Photo: Josie Desmarais

Depuis son départ précipité de la Fédération des femmes du Québec (FFQ), en 2015, Alexa Conradi s’est exilée en Allemagne pour reprendre ses esprits – elle a souffert d’épuisement et de problèmes de santé –, mais aussi pour prendre de la distance des débats sociaux du Québec. L’océan qui la sépare désormais de sa patrie lui a permis de jeter un nouveau regard sur la société qui l’a vue grandir qu’elle partage dans son livre, Les angles morts.

Si elle a choisi ce titre pour son premier essai, c’est pour faire référence au risque de dérapage qui se présente si on néglige de regarder un enjeu de société sous tous ses angles. Il en va de la cohésion sociale, selon elle. C’est pourquoi elle s’est permise – non pas par mépris du Québec mais par amour, écrit-elle – d’apporter son grain de sel aux débats publics, notamment sur le féminisme, la violence sexuelle, la religion, l’immigration et les Première nations. «Je me situe dans la tradition des gens qui aiment la société, mais qui pensent qu’elle peut faire mieux, a-t-elle insisté en entrevue avec Métro. Je ne regarde personne de haut.» Zoom sur des sujets sensibles.

Pourquoi avez-vous voulu reprendre la parole publique après un silence de deux ans?
Il y a plusieurs raisons d’écrire un tel livre. La première, c’était d’essayer de comprendre la violence de certains de nos débats et pourquoi certaines personnes sont visées, dont moi [qui est considérée comme une anglophone]. J’avais besoin de saisir ce qu’il s’est passé. Le livre est une façon d’expliquer ce que j’en ai compris.

Vous revenez au Québec après avoir vécu deux ans en Europe. N’êtes-vous pas déçue que les mêmes débats sont encore à l’ordre du jour?
Non. Si on prend la question de la culture du viol, chaque ronde de mobilisation crée des liens de solidarité entre des femmes qui étaient parfois isolées. On débat dans l’espace public avec ses beaux côtés et ses moins beaux côtés. On a une force politique qui s’exprime et en plus, ça questionne l’imputabilité qui a pu avoir lieu pendant des années.

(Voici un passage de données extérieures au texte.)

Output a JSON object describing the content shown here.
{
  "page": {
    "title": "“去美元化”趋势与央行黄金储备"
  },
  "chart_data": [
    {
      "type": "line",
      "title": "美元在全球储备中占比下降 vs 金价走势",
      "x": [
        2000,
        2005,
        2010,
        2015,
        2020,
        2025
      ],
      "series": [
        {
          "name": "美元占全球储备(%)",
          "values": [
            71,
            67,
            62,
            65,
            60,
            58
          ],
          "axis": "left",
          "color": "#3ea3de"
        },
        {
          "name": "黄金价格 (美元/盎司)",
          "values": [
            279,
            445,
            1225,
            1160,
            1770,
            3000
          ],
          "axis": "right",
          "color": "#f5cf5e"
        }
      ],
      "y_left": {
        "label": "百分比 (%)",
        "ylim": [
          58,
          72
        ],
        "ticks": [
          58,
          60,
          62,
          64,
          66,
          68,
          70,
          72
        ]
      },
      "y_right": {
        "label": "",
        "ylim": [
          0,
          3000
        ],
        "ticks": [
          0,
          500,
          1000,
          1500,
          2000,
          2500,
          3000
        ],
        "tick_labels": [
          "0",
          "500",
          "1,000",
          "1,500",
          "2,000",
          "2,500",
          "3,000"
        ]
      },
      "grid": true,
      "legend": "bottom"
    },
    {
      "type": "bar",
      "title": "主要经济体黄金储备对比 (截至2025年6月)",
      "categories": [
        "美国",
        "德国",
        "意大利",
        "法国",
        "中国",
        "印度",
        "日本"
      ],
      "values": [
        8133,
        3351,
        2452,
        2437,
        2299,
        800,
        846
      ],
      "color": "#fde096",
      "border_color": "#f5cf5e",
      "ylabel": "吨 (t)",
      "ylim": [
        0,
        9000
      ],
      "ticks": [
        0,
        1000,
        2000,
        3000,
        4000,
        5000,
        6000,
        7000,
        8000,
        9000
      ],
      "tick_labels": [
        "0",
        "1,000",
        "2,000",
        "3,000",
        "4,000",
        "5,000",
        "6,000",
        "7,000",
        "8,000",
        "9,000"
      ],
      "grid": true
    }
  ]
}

Si on se rappelle, avec M. Rozon, il a déjà été condamné et il a reçu un pardon inconditionnel. Pourquoi? Parce qu’il était considéré comme un homme d’affaires important, il devait pouvoir continuer de voyager aux États-Unis. C’est la culture du viol expliquée en quelques instants. Qu’est-ce qui prime sur la sécurité des femmes ? C’est l’économie. Ce sont les intérêts de pouvoir. Souvent, ça prime sur les gestes qu’on est prêt à poser pour protéger les femmes et les hommes d’agression. Parce qu’on a pardonné, parce qu’il n’a pas eu à vivre des conséquences réelles, il a pu continuer en toute impunité pendant des années.

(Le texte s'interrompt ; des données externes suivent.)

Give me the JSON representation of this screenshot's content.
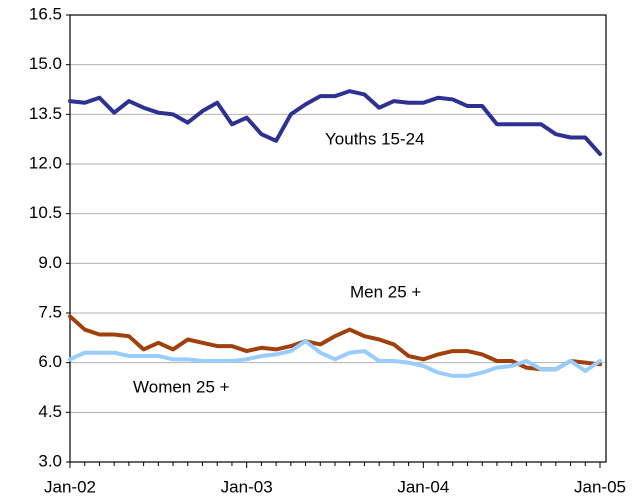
{
  "chart_data": {
    "type": "line",
    "categories": [
      "Jan-02",
      null,
      null,
      null,
      null,
      null,
      null,
      null,
      null,
      null,
      null,
      null,
      "Jan-03",
      null,
      null,
      null,
      null,
      null,
      null,
      null,
      null,
      null,
      null,
      null,
      "Jan-04",
      null,
      null,
      null,
      null,
      null,
      null,
      null,
      null,
      null,
      null,
      null,
      "Jan-05"
    ],
    "series": [
      {
        "name": "Youths 15-24",
        "color": "#2e3192",
        "values": [
          13.9,
          13.85,
          14.0,
          13.55,
          13.9,
          13.7,
          13.55,
          13.5,
          13.25,
          13.6,
          13.85,
          13.2,
          13.4,
          12.9,
          12.7,
          13.5,
          13.8,
          14.05,
          14.05,
          14.2,
          14.1,
          13.7,
          13.9,
          13.85,
          13.85,
          14.0,
          13.95,
          13.75,
          13.75,
          13.2,
          13.2,
          13.2,
          13.2,
          12.9,
          12.8,
          12.8,
          12.3
        ]
      },
      {
        "name": "Men 25 +",
        "color": "#a0410d",
        "values": [
          7.4,
          7.0,
          6.85,
          6.85,
          6.8,
          6.4,
          6.6,
          6.4,
          6.7,
          6.6,
          6.5,
          6.5,
          6.35,
          6.45,
          6.4,
          6.5,
          6.65,
          6.55,
          6.8,
          7.0,
          6.8,
          6.7,
          6.55,
          6.2,
          6.1,
          6.25,
          6.35,
          6.35,
          6.25,
          6.05,
          6.05,
          5.85,
          5.8,
          5.8,
          6.05,
          6.0,
          5.95
        ]
      },
      {
        "name": "Women 25 +",
        "color": "#99ccff",
        "values": [
          6.1,
          6.3,
          6.3,
          6.3,
          6.2,
          6.2,
          6.2,
          6.1,
          6.1,
          6.05,
          6.05,
          6.05,
          6.1,
          6.2,
          6.25,
          6.35,
          6.65,
          6.3,
          6.1,
          6.3,
          6.35,
          6.05,
          6.05,
          6.0,
          5.9,
          5.7,
          5.6,
          5.6,
          5.7,
          5.85,
          5.9,
          6.05,
          5.8,
          5.8,
          6.05,
          5.75,
          6.05
        ]
      }
    ],
    "ylim": [
      3.0,
      16.5
    ],
    "yticks": [
      {
        "value": 3,
        "label": "3.0"
      },
      4.5,
      {
        "value": 6,
        "label": "6.0"
      },
      7.5,
      {
        "value": 9,
        "label": "9.0"
      },
      10.5,
      {
        "value": 12,
        "label": "12.0"
      },
      13.5,
      {
        "value": 15,
        "label": "15.0"
      },
      16.5
    ],
    "grid": true
  }
}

Pensez-vous qu’aujourd’hui, les tribunaux accorderaient aussi facilement un pardon inconditionnel à un homme d’affaires dans de pareilles circonstances?
C’est toujours difficile de savoir si les tribunaux sont de notre époque ou des relents d’idées révolues. Il n’y a pas si longtemps, un juge a presque excusé un viol en disant que la femme n’avait qu’à se fermer les jambes. Et le juge a perdu son emploi. C’est peut-être le signe que ce sont des choses qu’on tolère moins. En même temps, toutes ces années, malgré #Agressionnondenoncée, les histoires autour de Gilbert Rozon étaient des secrets de Polichinelle et les médias n’en ont pas parlé. Nous sommes tous coupable d’une certaine façon de ne pas se saisir de nos responsabilités et nos pouvoirs. Et c’est l’étape qui s’en vient. C’est le changement à apporter.

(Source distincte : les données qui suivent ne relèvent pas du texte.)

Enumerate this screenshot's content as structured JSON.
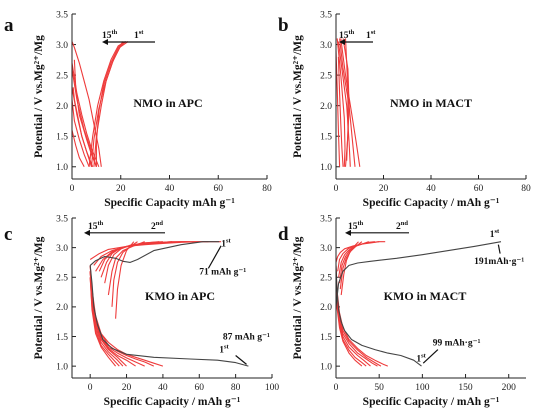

Que pensez-vous de la loi sur la neutralité religieuse qui a récemment été adoptée?
Elle prive à 25 femmes de services publics. L’état n’a-t-il pas autre chose à faire que de réglementer la tenue vestimentaire d’un nombre restreint de femmes? Je ne pense pas que c’est elles qui menacent la société québécoise. C’est désolant. Il y a des choses plus pressantes que cela : l’état de nos services sociaux, le système de la santé, l’état des travailleuses qui sont majoritaires dans les milieux de l’éducation et de la santé. C’est plus pressant que ce qu’on vient d’adopter qui est foncièrement discriminatoire.

Dans votre livre, vous écrivez qu’à la fin de votre mandat à la tête de la FFQ, vous étiez heureuses de voir des femmes musulmanes s’engager. En même temps, on vous accusait d’islamiser la fédération. Comment atténuer ce choc des idées?
Il y a différents niveaux. La sphère politique peut donner le ton. On vit depuis plusieurs années avec une sphère politique où les nationalistes et les indépendantistes utilisent des termes qui nous montent les uns contre les autres.

Aussi, la plupart des organisations que j’ai connues n’ont pas développé une connaissance et une compréhension du fonctionnement du racisme. Un système qui est défavorable aux personnes de couleur est généralement le fruit de passivité de la communauté blanche majoritaire. Sans qu’on fasse une intervention active pour changer les rapports, les façons de faire, nos structures et l’enseignement, on risque de se retrouver dans deux ans pour se dire les mêmes choses.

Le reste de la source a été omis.